Il appuya sur un ton de gravité :

– Je comprends les obligations de la dignité.

Et plus légèrement, tandis qu’il se penchait sur le fauteuil :

– Je connais, je connais.

Il essuya une première fois la vieille et rinça la serviette dans l’évier. Il essuya encore, rinça cette fois dans la cuvette et recommença. Il termina avec un bout sec de la serviette.

Il décrocha les doigts du bras du fauteuil, baissa la robe et redressa la vieille. Il arrangea les couvertures et demanda :

– Est-ce que je l’ai fait convenablement, question de dignité ?

La vieille souleva la main.

– Tant mieux, dit Sam.

Il vida la cuvette dans l’évier, la rinça ainsi que la serviette qu’il suspendit au-dessus du fourneau.

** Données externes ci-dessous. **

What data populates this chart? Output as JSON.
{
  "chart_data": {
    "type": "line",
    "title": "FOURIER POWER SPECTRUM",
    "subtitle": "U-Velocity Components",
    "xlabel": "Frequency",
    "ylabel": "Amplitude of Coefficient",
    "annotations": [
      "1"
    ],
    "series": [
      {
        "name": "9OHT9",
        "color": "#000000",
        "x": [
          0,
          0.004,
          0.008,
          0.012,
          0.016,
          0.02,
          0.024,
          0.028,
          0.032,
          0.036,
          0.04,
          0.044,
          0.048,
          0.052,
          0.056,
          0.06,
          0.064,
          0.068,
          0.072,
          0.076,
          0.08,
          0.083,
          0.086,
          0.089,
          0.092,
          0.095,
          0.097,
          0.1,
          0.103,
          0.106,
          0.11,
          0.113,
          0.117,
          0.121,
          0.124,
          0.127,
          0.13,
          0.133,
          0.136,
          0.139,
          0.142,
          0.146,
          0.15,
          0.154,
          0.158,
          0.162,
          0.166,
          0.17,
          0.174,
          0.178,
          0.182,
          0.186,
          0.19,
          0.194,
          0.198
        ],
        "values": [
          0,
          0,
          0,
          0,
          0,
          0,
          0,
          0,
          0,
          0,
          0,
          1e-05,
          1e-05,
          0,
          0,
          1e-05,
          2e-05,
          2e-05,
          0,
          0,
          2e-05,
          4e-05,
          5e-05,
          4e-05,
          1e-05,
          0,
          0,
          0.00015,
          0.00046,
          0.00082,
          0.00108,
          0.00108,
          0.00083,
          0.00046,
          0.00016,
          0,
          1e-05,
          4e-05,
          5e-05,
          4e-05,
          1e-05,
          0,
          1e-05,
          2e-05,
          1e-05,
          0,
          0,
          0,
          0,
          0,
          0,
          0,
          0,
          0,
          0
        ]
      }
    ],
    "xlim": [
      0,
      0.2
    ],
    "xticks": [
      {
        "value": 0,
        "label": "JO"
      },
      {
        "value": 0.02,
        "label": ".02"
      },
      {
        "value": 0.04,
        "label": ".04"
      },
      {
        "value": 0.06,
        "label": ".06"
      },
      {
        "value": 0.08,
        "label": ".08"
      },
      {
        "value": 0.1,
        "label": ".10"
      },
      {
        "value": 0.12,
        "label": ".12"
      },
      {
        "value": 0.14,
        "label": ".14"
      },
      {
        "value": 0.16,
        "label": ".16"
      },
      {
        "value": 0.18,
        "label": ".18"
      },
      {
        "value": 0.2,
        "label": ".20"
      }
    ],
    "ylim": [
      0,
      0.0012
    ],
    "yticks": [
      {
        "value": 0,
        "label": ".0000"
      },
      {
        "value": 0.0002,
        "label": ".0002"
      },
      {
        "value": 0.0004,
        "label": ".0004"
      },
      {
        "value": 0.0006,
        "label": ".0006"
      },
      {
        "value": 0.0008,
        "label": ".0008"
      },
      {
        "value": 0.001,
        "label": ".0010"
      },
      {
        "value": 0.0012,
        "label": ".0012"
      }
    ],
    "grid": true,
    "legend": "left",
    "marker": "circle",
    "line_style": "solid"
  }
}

– Je vais me faire mes œufs maintenant, dit-il en se frottant les mains et en s’approchant de la table avec lenteur, à la façon d’un voleur. Il prit trois œufs et demanda :

– C’était comique comme je me suis approché de la table ?

La vieille souleva la main. Sam reposa les œufs et retourna vers le fourneau ; il fit face à la fenêtre, attendit un instant et, pivotant brusquement, revint lentement vers la table, comme un voleur. Mais il se mit à rire avant d’arriver.